Paolo Russo. Una riforma dei ticket in dirittura d’arrivo che potrebbe non avere, come invece promesso, impatto zero sulle tasche degli italiani. E poi l’obbligo di centralizzare gli acquisti, che ancora molte Asl ed ospedali fanno per proprio conto, con il risultato di spendere più del dovuto.
Nonostante le smentite ufficiose, sulla sanità siamo alle prove tecniche di taglio. Ipotesi che fa subito salire sulla barricate i governatori, a nome dei quali il Presidente della Conferenza delle Regioni, Sergio Chiamparino, ricorda al governo «che se si rompe il patto d’onore in sanità siglato ad agosto viene meno il rapporto di fiducia e collaborazione». «Nessuno vuole tagliare la sanità, ma nessuno vuole gli sprechi», è la mezza smentita che arriva da Palazzo Chigi, affidata però all’Ansa anziché a note ufficiali. Perché la realtà è che senza toccare pensioni, sanità e stipendi pubblici tagliare 20 miliardi di spesa non sarà impresa facile. Lo sanno le regioni e lo sa il Ministro della Salute, Beatrice Lorenzin, che si preparano ad incrociare le armi con l’Economia. «Ho chiesto un incontro con Palazzo Chigi per capire quali siano le reali intenzioni sulla sanità», rivela Chiamparino. «Non vogliamo accumulare tesoretti ma reinvestire in rinnovamento tecnologico e ristrutturazione degli ospedali. Tutte cose che porteranno risparmi in futuro», mette in chiaro.

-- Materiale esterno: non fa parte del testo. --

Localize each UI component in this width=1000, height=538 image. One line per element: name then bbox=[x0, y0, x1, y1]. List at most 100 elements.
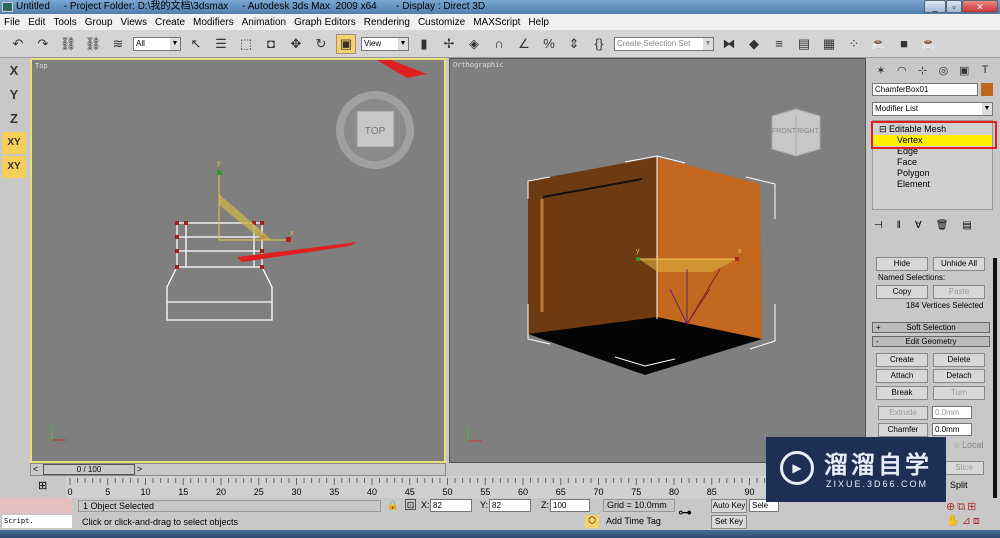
stack-item-face[interactable]: Face bbox=[873, 157, 992, 168]
select-icon[interactable]: ↖ bbox=[186, 34, 206, 54]
viewcube-compass[interactable]: TOP bbox=[336, 91, 414, 169]
display-tab-icon[interactable]: ▣ bbox=[955, 61, 973, 79]
move-icon[interactable]: ✥ bbox=[286, 34, 306, 54]
viewcube[interactable]: FRONT RIGHT bbox=[771, 108, 821, 157]
split-checkbox[interactable]: Split bbox=[950, 480, 968, 490]
time-slider[interactable]: < 0 / 100 > bbox=[30, 463, 446, 476]
maxscript-mini-listener[interactable]: Script. bbox=[2, 515, 72, 528]
set-key-icon[interactable]: ⊶ bbox=[678, 504, 692, 521]
time-slider-thumb[interactable]: 0 / 100 bbox=[43, 464, 135, 475]
scale-icon[interactable]: ▣ bbox=[336, 33, 356, 54]
slice-button[interactable]: Slice bbox=[944, 461, 984, 475]
delete-button[interactable]: Delete bbox=[933, 353, 985, 367]
motion-tab-icon[interactable]: ◎ bbox=[934, 61, 952, 79]
redo-icon[interactable]: ↷ bbox=[33, 34, 53, 54]
menu-create[interactable]: Create bbox=[151, 17, 189, 28]
chamfer-button[interactable]: Chamfer bbox=[878, 423, 928, 437]
spinner-snap-icon[interactable]: ⇕ bbox=[564, 34, 584, 54]
detach-button[interactable]: Detach bbox=[933, 369, 985, 383]
named-selection-set-dropdown[interactable]: Create Selection Set ▼ bbox=[614, 36, 714, 51]
menu-views[interactable]: Views bbox=[117, 17, 152, 28]
command-panel-scrollbar[interactable] bbox=[993, 258, 997, 498]
constraint-xy-button[interactable]: XY bbox=[2, 132, 26, 154]
break-button[interactable]: Break bbox=[876, 386, 928, 400]
x-coordinate-field[interactable]: 82 bbox=[430, 499, 472, 512]
menu-customize[interactable]: Customize bbox=[414, 17, 469, 28]
snap-toggle-icon[interactable]: ∩ bbox=[489, 34, 509, 54]
auto-key-button[interactable]: Auto Key bbox=[711, 499, 747, 513]
lock-selection-icon[interactable]: 🔒 bbox=[387, 500, 398, 511]
create-tab-icon[interactable]: ✶ bbox=[872, 61, 890, 79]
keyboard-shortcut-icon[interactable]: ◈ bbox=[464, 34, 484, 54]
schematic-view-icon[interactable]: ▦ bbox=[819, 34, 839, 54]
modifier-list-dropdown[interactable]: Modifier List ▼ bbox=[872, 102, 993, 116]
render-setup-icon[interactable]: ☕ bbox=[869, 34, 889, 54]
material-editor-icon[interactable]: ⁘ bbox=[844, 34, 864, 54]
attach-button[interactable]: Attach bbox=[876, 369, 928, 383]
utilities-tab-icon[interactable]: T bbox=[976, 61, 994, 79]
unhide-all-button[interactable]: Unhide All bbox=[933, 257, 985, 271]
constraint-y-button[interactable]: Y bbox=[2, 84, 26, 106]
unlink-icon[interactable]: ⛓ bbox=[83, 34, 103, 54]
angle-snap-icon[interactable]: ∠ bbox=[514, 34, 534, 54]
edit-named-selection-icon[interactable]: {} bbox=[589, 34, 609, 54]
menu-maxscript[interactable]: MAXScript bbox=[469, 17, 524, 28]
undo-icon[interactable]: ↶ bbox=[8, 34, 28, 54]
layer-manager-icon[interactable]: ≡ bbox=[769, 34, 789, 54]
menu-tools[interactable]: Tools bbox=[49, 17, 80, 28]
reference-coordinate-dropdown[interactable]: View ▼ bbox=[361, 36, 409, 51]
stack-item-polygon[interactable]: Polygon bbox=[873, 168, 992, 179]
z-coordinate-field[interactable]: 100 bbox=[550, 499, 590, 512]
object-name-field[interactable]: ChamferBox01 bbox=[872, 83, 978, 96]
extrude-amount-field[interactable]: 0.0mm bbox=[932, 406, 972, 419]
link-icon[interactable]: ⛓ bbox=[58, 34, 78, 54]
selection-filter-dropdown[interactable]: All ▼ bbox=[133, 36, 181, 51]
bind-space-warp-icon[interactable]: ≋ bbox=[108, 34, 128, 54]
next-frame-button[interactable]: > bbox=[137, 464, 142, 474]
snap-xy-button[interactable]: XY bbox=[2, 156, 26, 178]
curve-editor-icon[interactable]: ▤ bbox=[794, 34, 814, 54]
hierarchy-tab-icon[interactable]: ⊹ bbox=[914, 61, 932, 79]
percent-snap-icon[interactable]: % bbox=[539, 34, 559, 54]
viewport-orthographic[interactable]: Orthographic FRONT RIGHT yx bbox=[449, 58, 866, 463]
quick-render-icon[interactable]: ☕ bbox=[919, 34, 939, 54]
constraint-x-button[interactable]: X bbox=[2, 60, 26, 82]
restore-button[interactable]: ▫ bbox=[946, 0, 962, 13]
time-tag-icon[interactable]: ⬡ bbox=[585, 515, 599, 528]
maxscript-listener-pink[interactable] bbox=[0, 498, 72, 513]
window-crossing-icon[interactable]: ◘ bbox=[261, 34, 281, 54]
stack-item-element[interactable]: Element bbox=[873, 179, 992, 190]
minimize-button[interactable]: _ bbox=[924, 0, 946, 13]
create-button[interactable]: Create bbox=[876, 353, 928, 367]
edit-geometry-rollout[interactable]: - Edit Geometry bbox=[872, 336, 990, 347]
remove-modifier-icon[interactable]: 🗑 bbox=[936, 220, 949, 231]
add-time-tag-button[interactable]: Add Time Tag bbox=[603, 515, 661, 528]
modify-tab-icon[interactable]: ◠ bbox=[893, 61, 911, 79]
absolute-mode-icon[interactable]: ⊡ bbox=[405, 499, 416, 510]
rect-selection-icon[interactable]: ⬚ bbox=[236, 34, 256, 54]
rendered-frame-window-icon[interactable]: ■ bbox=[894, 34, 914, 54]
menu-edit[interactable]: Edit bbox=[24, 17, 49, 28]
menu-group[interactable]: Group bbox=[81, 17, 117, 28]
track-bar[interactable]: 0 5 10 15 20 25 30 35 40 45 50 55 60 65 70 75 80 85 90 bbox=[66, 476, 866, 498]
local-radio[interactable]: ○ Local bbox=[954, 440, 983, 450]
close-button[interactable]: ✕ bbox=[962, 0, 998, 13]
y-coordinate-field[interactable]: 82 bbox=[489, 499, 531, 512]
pin-stack-icon[interactable]: ⊣ bbox=[874, 220, 883, 231]
mirror-icon[interactable]: ⧓ bbox=[719, 34, 739, 54]
constraint-z-button[interactable]: Z bbox=[2, 108, 26, 130]
configure-modifier-sets-icon[interactable]: ▤ bbox=[962, 220, 971, 231]
align-icon[interactable]: ◆ bbox=[744, 34, 764, 54]
chamfer-amount-field[interactable]: 0.0mm bbox=[932, 423, 972, 436]
turn-button[interactable]: Turn bbox=[933, 386, 985, 400]
mini-curve-editor-icon[interactable]: ⊞ bbox=[38, 479, 47, 492]
set-key-button[interactable]: Set Key bbox=[711, 515, 747, 529]
menu-graph-editors[interactable]: Graph Editors bbox=[290, 17, 360, 28]
menu-rendering[interactable]: Rendering bbox=[360, 17, 414, 28]
viewport-navigation-icons[interactable]: ⊕⧉⊞ ✋⊿⧈ bbox=[946, 500, 982, 528]
extrude-button[interactable]: Extrude bbox=[878, 406, 928, 420]
soft-selection-rollout[interactable]: + Soft Selection bbox=[872, 322, 990, 333]
pivot-center-icon[interactable]: ▮ bbox=[414, 34, 434, 54]
menu-modifiers[interactable]: Modifiers bbox=[189, 17, 238, 28]
prev-frame-button[interactable]: < bbox=[33, 464, 38, 474]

Qualcosa però il Fondo sanitario sembra destinato a lasciarla sul campo. Non sarà quel 3% pari a tre miliardi, ma uno, uno e mezzo probabilmente sì. Il problema è che quasi tutte le misure previste dal Patto non danno risparmi «pronto cassa». Salvo due: la centralizzazione degli acquisti obbligatoria e le riforma dei ticket. Che in base al Patto dovrebbe essere a «invarianza di gettito» ma che qualche risorsa in più potrebbe invece garantirla, spalmando meglio il peso dei ticket, dai quali sono oggi esenti metà degli italiani, proprio quelli che consumano più sanità.
I tecnici hanno già predisposto una bozza di riforma da approvare entro il 30 novembre, in base all’agenda fissata dal Patto. Le esenzioni verrebbero agganciate al reddito Irpef «equivalente», ossia scontato per chi ha più familiari a carico. In base al reddito si fisserebbe un tetto massimo di spesa per ogni ricetta. Ad esempio 30 euro per chi ne guadagna 30mila l’anno, mentre sulle singole prestazioni si pagherebbe un ticket percentuale. Tanto per capire: se ho quel reddito lì e mi vengono prescritti due accertamenti da 50 euro ciascuno, soggetti a un ticket del 50%, anziché versare cinquanta euro mi fermerò a 30. Per evitare salassi a chi deve fare molti accertamenti durante l’anno è previsto anche un tetto annuale alla spesa. Ad esempio non più di 300 euro per chi ha il solito reddito di 30mila. L’effetto del tutto sarebbe quello di ridurre la platea degli esenti, che potrebbero ancor più assottigliarsi se, con alcuni accorgimenti, il sistema venisse applicato anche alle esenzioni per patologia delle quali oggi beneficiano anche i milionari.
Insomma, non sarebbe poi così difficile aumentare il gettito dei ticket, che oggi coprono a mala pena il 3% della spesa sanitaria. Così come non sarà difficile ottenere risparmi obbligando tutte le Asl a centralizzare gli acquisti, visto che lo fanno l’80% di quelle di emiliane, toscane e venete, ma appena tra il 20 e il 50% le altre. E sprechi ce ne sono ancora in quantità industriale, come dimostra una tabellina apocrifa, ma di fonte regionale, che va da differenze di costi del 120 e 100% rispettivamente per servizi di lavanderia e pulizia, per passare al 200% degli «stent coronarici nudi in leghe diverse dall’acciaio» o addirittura al 650% di garze e bende. Soldi facilmente recuperabili, ma che la Lorenzin e i governatori cercheranno di trattenere nel fondo sanitario per evitare di lasciare fuori della porta nuove cure e tecnologie che già bussano alla nostra sanità.